His latest film checks all those boxes in terrifying ways. It’s an anthology of three shorts from different decades — all shot in varying qualities of tape. The shorts are framed by a story, set on Halloween 2020, about two teenage brothers who break into an old government facility and find a disc that seems to contain secret evidence of evil on earth.
The best film goes first: It’s about a father-daughter camping trip that goes horribly wrong at the hands of a creepy-looking park ranger and, in a spine-chilling scene, living sand. The alien invasion second film is an effective but too-cartoony nod to the 1989 proto-found-footage movie “The McPherson Tape.” The trilogy wraps with a bang in a ghoulish and raw haunted house tale that’s also my first, and hopefully not last, found footage horror movie experience set among the Amish.
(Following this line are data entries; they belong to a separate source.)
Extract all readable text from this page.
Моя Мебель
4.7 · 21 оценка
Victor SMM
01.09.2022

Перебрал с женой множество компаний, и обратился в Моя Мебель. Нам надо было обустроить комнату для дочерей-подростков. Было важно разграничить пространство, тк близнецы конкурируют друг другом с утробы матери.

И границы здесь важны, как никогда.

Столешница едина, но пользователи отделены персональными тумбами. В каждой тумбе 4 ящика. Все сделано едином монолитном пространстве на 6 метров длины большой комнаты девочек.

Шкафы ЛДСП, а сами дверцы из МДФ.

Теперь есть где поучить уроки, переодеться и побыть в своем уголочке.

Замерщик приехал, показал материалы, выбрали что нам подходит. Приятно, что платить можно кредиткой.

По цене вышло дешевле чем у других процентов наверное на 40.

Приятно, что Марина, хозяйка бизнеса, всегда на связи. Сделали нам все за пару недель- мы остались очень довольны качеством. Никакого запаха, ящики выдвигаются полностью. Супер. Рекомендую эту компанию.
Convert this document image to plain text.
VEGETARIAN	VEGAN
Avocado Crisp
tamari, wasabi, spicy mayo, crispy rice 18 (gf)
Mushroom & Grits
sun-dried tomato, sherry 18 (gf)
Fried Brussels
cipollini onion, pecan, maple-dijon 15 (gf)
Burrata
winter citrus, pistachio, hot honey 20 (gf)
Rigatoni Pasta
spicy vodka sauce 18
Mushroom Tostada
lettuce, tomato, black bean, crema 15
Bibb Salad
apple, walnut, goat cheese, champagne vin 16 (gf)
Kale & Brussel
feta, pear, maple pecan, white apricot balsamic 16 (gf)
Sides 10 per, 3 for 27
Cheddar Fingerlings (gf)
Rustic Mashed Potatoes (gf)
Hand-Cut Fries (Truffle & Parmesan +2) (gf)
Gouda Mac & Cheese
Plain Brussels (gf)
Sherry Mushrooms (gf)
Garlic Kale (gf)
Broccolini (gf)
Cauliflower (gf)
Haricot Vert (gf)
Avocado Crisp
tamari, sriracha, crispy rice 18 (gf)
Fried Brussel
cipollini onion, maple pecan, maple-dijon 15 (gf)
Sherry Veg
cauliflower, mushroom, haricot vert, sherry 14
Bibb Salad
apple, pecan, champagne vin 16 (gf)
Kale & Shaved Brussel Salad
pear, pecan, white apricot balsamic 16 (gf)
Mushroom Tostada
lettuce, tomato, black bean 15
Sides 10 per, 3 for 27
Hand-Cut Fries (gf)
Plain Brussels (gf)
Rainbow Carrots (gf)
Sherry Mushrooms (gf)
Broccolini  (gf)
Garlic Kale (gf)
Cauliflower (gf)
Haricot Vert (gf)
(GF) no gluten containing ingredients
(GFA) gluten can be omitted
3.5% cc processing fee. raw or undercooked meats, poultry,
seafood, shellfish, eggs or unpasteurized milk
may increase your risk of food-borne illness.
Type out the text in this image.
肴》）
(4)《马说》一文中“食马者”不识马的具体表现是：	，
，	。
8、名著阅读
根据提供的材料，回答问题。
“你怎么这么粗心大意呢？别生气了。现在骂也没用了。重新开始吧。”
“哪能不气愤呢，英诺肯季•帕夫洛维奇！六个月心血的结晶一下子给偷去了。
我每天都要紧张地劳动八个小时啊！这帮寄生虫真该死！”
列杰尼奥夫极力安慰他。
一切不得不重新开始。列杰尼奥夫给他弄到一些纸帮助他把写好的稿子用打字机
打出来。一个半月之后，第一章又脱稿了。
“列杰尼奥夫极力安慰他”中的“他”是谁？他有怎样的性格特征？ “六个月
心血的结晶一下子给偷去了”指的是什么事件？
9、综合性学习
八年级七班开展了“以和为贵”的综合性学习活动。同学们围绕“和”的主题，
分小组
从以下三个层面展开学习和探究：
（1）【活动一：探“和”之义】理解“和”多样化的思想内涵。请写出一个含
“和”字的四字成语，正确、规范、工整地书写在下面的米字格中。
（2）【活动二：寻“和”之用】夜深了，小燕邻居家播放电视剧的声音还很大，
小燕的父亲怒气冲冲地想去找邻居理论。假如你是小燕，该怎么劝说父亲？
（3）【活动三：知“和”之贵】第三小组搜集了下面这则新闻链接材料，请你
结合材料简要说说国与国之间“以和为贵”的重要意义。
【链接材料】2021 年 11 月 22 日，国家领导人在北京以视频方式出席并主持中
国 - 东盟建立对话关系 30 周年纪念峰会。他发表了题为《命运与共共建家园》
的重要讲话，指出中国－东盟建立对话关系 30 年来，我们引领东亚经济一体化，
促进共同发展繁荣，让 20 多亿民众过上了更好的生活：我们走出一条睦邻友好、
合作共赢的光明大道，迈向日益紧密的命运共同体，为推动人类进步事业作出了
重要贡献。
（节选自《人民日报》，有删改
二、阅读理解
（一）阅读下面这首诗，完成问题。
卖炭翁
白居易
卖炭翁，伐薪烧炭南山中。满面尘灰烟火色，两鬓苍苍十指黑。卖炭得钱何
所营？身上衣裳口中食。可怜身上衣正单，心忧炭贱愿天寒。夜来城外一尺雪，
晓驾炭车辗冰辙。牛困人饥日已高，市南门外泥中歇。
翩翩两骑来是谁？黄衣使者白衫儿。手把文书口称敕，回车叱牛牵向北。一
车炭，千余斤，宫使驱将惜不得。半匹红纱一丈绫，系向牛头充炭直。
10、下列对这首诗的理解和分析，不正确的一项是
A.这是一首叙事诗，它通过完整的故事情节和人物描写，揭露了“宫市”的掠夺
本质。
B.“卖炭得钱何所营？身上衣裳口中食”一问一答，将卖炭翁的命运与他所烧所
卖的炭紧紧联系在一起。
A horror comedy with Dan Aykroyd and Chevy Chase would once have been box office gold. But Peter Lepeniotis’s goofball zombie movie, based on R.L. Stine’s book, didn’t make a peep over Halloween, and I can see why. Its charms, like its makeup design, feel charmingly homemade.
Aykroyd stars as Len Carver, a famed horror director who hasn’t made a movie in decades. When he debuts his new release at a theater in quaint Carverville, the town that idolizes him, it unleashes a supernatural force that turns Carvervillians into zombies. To the rescue comes Mike (Marlon Kazadi), a teenager who works at the theater and who, with help from an oracle played by Chase, fights the undead.
I’ve got three Gen X-er reasons this mindless good time is worth watching. It’s a terrific pick for tween horror fans, not usually the audience for this column. Horror-loving adults (and Aykroyd and Chase completists) will enjoy watching it with those tweens and explaining what a film projector was. And Bruce McCulloch and Scott Thompson of the Kids in the Hall have delightfully stupid small roles.